Молодежь сейчас испытывает очень сильное давление извне. Когда тебе отовсюду говорят, что ты лучший, что ты всего достоин, это тормозит твой внутренний рост. По сути это детей уничижает, не дает им развиваться внутренне. А когда они попадают в горах в плохую погоду, когда промокли до нитки и замерзли, то начинают иначе себя ощущать. И подвиг наших воинов в этих непростых условиях видится иначе, не по учебнику истории.
– Отец Андрей, Вы оставили бизнес ради священнического призвания, пошли учиться в зрелом возрасте, помогаете заключенным, от которых отворачиваются даже близкие – для всего этого нужно иметь большое мужество и, может быть, готовность к риску. Как думаете, доверие Богу предполагает готовность к риску?
– Рисков с моей стороны, серьезных и неоправданных, всегда было очень много, особенно по молодости, когда я занимался альпинизмом, дайвингом, спелеологией. Но с высоты прожитых лет, оглядываясь на все пройденное, понимаю, что Господь меня вел и помогал. Вспоминаешь, и дрожь берет, сколько раз мог упасть в горах, заблудиться в пещерах, погибнуть в шкуродере, когда через сифоны проныривал с аквалангами, но Господь хранил, дал выжить. Потом в страшное время 1990-х, в расцвет бандитизма, начал свой бизнес – кузнечное дело, потом строил дома в условиях кризиса и отсутствия денег, сам был и рабочим, и начальником, все время приходилось ходить «по лезвию битвы». Но я и тогда, еще до воцерковления, старался вести себя правильно, по совести.

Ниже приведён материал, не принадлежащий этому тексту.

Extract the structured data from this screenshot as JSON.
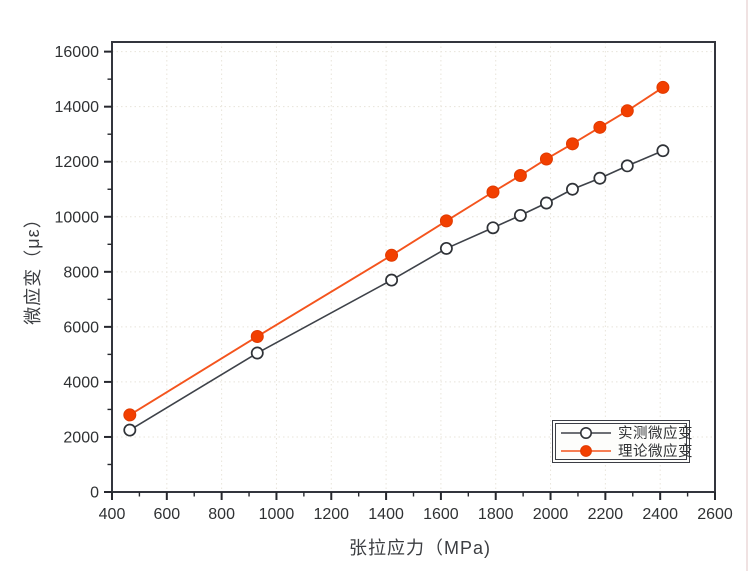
{
  "page": {
    "background": "#ffffff"
  },
  "chart_data": {
    "type": "line",
    "title": "",
    "xlabel": "张拉应力（MPa)",
    "ylabel": "微应变（με）",
    "x": [
      465,
      930,
      1420,
      1620,
      1790,
      1890,
      1985,
      2080,
      2180,
      2280,
      2410
    ],
    "series": [
      {
        "name": "实测微应变",
        "values": [
          2250,
          5050,
          7700,
          8850,
          9600,
          10050,
          10500,
          11000,
          11400,
          11850,
          12400
        ],
        "line_color": "#3e4249",
        "marker": "open-circle",
        "marker_fill": "#ffffff",
        "marker_stroke": "#2f3237"
      },
      {
        "name": "理论微应变",
        "values": [
          2800,
          5650,
          8600,
          9850,
          10900,
          11500,
          12100,
          12650,
          13250,
          13850,
          14700
        ],
        "line_color": "#f4541d",
        "marker": "filled-circle",
        "marker_fill": "#f23f00",
        "marker_stroke": "#e03a00"
      }
    ],
    "xlim": [
      400,
      2600
    ],
    "ylim": [
      0,
      16350
    ],
    "x_major_ticks": [
      400,
      600,
      800,
      1000,
      1200,
      1400,
      1600,
      1800,
      2000,
      2200,
      2400,
      2600
    ],
    "y_major_ticks": [
      0,
      2000,
      4000,
      6000,
      8000,
      10000,
      12000,
      14000,
      16000
    ],
    "x_minor_ticks": [
      500,
      700,
      900,
      1100,
      1300,
      1500,
      1700,
      1900,
      2100,
      2300,
      2500
    ],
    "y_minor_ticks": [
      1000,
      3000,
      5000,
      7000,
      9000,
      11000,
      13000,
      15000
    ],
    "grid": "dotted",
    "legend_position": "inside-bottom-right"
  },
  "styles": {
    "frame_color": "#33353d",
    "grid_color": "#e8e4da",
    "tick_color": "#26282e",
    "tick_label_color": "#2f3133",
    "axis_title_color": "#3c3e42",
    "legend_border_color": "#3b3d45"
  }
}
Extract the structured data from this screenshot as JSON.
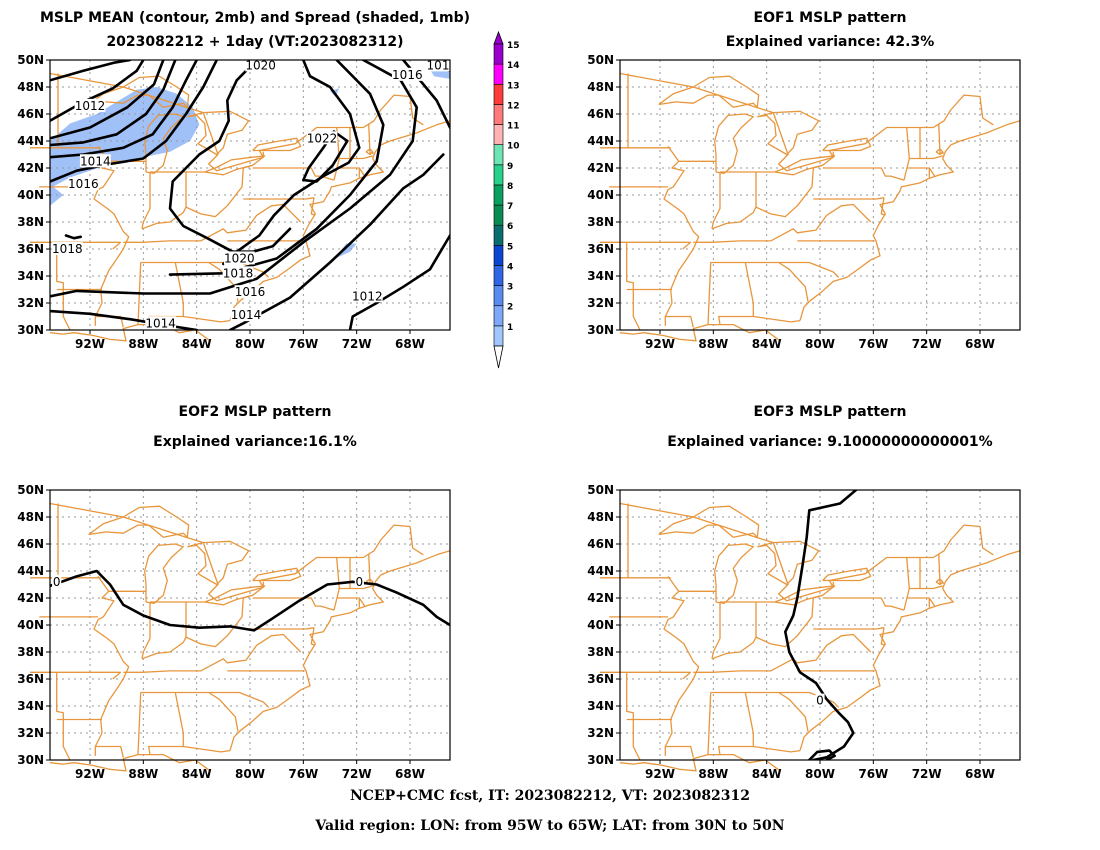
{
  "panels": [
    {
      "id": "mean",
      "title_line1": "MSLP MEAN (contour, 2mb) and Spread (shaded, 1mb)",
      "title_line2": "2023082212 + 1day (VT:2023082312)",
      "contour_labels": [
        "1020",
        "1016",
        "101",
        "1012",
        "1022",
        "1014",
        "1016",
        "1018",
        "1020",
        "1018",
        "1016",
        "1014",
        "1012",
        "1014"
      ]
    },
    {
      "id": "eof1",
      "title_line1": "EOF1 MSLP pattern",
      "title_line2": "Explained variance: 42.3%",
      "contour_labels": []
    },
    {
      "id": "eof2",
      "title_line1": "EOF2 MSLP pattern",
      "title_line2": "Explained variance:16.1%",
      "contour_labels": [
        "0",
        "0"
      ]
    },
    {
      "id": "eof3",
      "title_line1": "EOF3 MSLP pattern",
      "title_line2": "Explained variance: 9.10000000000001%",
      "contour_labels": [
        "0"
      ]
    }
  ],
  "axes": {
    "lat_ticks": [
      "50N",
      "48N",
      "46N",
      "44N",
      "42N",
      "40N",
      "38N",
      "36N",
      "34N",
      "32N",
      "30N"
    ],
    "lon_ticks": [
      "92W",
      "88W",
      "84W",
      "80W",
      "76W",
      "72W",
      "68W"
    ],
    "lon_range": [
      -95,
      -65
    ],
    "lat_range": [
      30,
      50
    ]
  },
  "colorbar": {
    "labels": [
      "1",
      "2",
      "3",
      "4",
      "5",
      "6",
      "7",
      "8",
      "9",
      "10",
      "11",
      "12",
      "13",
      "14",
      "15"
    ],
    "colors": [
      "#a0c8ff",
      "#7ea8f8",
      "#5a8cf0",
      "#2e66e6",
      "#0a46d2",
      "#0a6e6e",
      "#0a8c50",
      "#0aa060",
      "#28d08c",
      "#6ee6b4",
      "#ffb4b4",
      "#ff7a7a",
      "#ff3c3c",
      "#ff00ff",
      "#9900cc"
    ]
  },
  "colors": {
    "boundary": "#e8963c",
    "contour": "#000000",
    "spread": "#a0c0f8",
    "grid": "#999999"
  },
  "footer_line1": "NCEP+CMC fcst, IT: 2023082212, VT: 2023082312",
  "footer_line2": "Valid region: LON: from 95W to 65W; LAT: from 30N to 50N"
}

Я всем говорю, что надо жить, «ничтоже сумняшеся»: старайся поступать по-христиански и Господь, видя твое сердце, твои стремления, даст тебе и цели верные, и возможности и сохранит тебя.
– Как бы Вы объяснили молодым людям, студентам нашего университета – в том числе тем, кто учится на социальных работников, зачем нужно помогать заключенным?
– Это же самое простое – ты помогаешь другим во спасение самого себя. После вечернего правила перед сном обычно задаю самому себе вопрос, что сегодня сделал для себя, а что для ближнего, для Бога? Мне кажется, надо каждый день себя об этом спрашивать. Наша последняя вечерняя молитва как раз содержит такое перечисление – что ты сделал плохого и что мог сделать хорошего. На основании этого уже можешь ориентироваться, зря прожил день или не зря.
Я так полагаю, что это наша внутренняя человеческая потребность, обязательная потребность -- кому-то помогать. Без этого просто нельзя, иначе превращаешься, как бы это сказать… в «неправильного» человека.